Wake Forest University has long been a leading advocate for constructive dialogue between science and religion. William Louis Poteat, seventh president (1905-1927) of Wake Forest College and professor of biology, wrote a number of articles and books and delivered several speeches in which a persistent theme was that science and religion are reconcilable without compromise to the other. President Poteat was also one of forty scientists, clergy, and prominent educators who in May of 1923 signed a joint public statement holding that science and religion “represent a deep and vital function of the soul of man, and both are necessary for the life, the progress and the happiness of the human race” (“Deny Science Wars Against Religion,” New York Times, May 27, 1923).
“This grant is a wonderful opportunity for the School of Divinity to make the most of its location at a great university like Wake Forest,” said Gail R. O’Day, dean of the School of Divinity. “Our students will be even more creative and effective religious leaders because they will be informed and articulate about the scientific perspective and contributions to the issues of our day. And it is so fitting that through this grant we can carry on the deep commitments of President Poteat and the strong history of the University in this area.”

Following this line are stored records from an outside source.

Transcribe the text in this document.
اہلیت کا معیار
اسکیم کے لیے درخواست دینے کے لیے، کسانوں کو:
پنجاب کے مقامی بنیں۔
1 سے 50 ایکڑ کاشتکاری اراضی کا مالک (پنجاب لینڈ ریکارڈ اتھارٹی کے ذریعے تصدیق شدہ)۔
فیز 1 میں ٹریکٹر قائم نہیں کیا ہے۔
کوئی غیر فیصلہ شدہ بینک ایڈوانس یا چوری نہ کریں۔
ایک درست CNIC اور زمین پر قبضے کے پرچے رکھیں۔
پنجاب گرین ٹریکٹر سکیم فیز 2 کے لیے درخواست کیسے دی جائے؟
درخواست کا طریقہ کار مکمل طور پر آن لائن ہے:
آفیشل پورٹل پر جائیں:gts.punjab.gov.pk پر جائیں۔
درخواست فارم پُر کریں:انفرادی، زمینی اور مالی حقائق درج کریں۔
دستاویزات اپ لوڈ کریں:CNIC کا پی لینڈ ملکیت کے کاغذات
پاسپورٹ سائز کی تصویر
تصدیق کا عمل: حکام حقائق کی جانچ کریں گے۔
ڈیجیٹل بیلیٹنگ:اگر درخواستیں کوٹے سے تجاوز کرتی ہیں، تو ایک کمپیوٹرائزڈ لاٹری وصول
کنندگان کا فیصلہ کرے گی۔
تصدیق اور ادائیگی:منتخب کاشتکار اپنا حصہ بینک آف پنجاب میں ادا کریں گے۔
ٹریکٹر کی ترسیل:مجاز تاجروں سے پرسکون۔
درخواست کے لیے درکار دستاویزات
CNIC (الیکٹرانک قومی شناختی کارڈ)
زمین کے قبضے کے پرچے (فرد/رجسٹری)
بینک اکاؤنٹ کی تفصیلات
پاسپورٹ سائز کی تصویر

This grant enhances two existing joint degree programs at the School of Divinity – in bioethics and sustainability – that work at the intersection of science and religion. These programs position the School of Divinity as a leader in educating students for our rapidly changing times.
For more information on the grant project, its requirements and the resources it will provide, review the American Association for the Advancement of Science’s press release.
|Links of Interest|
|Science for Seminaries Program|
|Washington Post Article|
About the American Association for the Advancement of Science
The American Association for the Advancement of Science (AAAS) is the world’s largest general scientific society. AAAS was founded in 1848 and includes 261 affiliated societies and academies of science, serving 10 million individuals. Science, one of its publications, has the largest paid circulation of any peer-reviewed general science journal in the world, with an estimated total readership of 1 million. The nonprofit AAAS (www.aaas.org) is open to all and fulfills its mission to “advance science and serve society” through initiatives in science policy, international programs, science education, public engagement, and more.
About Wake Forest University School of Divinity
The Wake Forest University School of Divinity is a growing, dynamic and ecumenical theological institution that prepares men and women to be religious leaders in a changing world. The School currently offers the Master of Divinity degree and several dual degrees in law, bioethics, counseling, education, and sustainability offered jointly with other schools of the University. Through imaginative courses and diverse programs of community engagement, students are equipped to be agents of justice, reconciliation, and compassion in Christian churches and other ministries.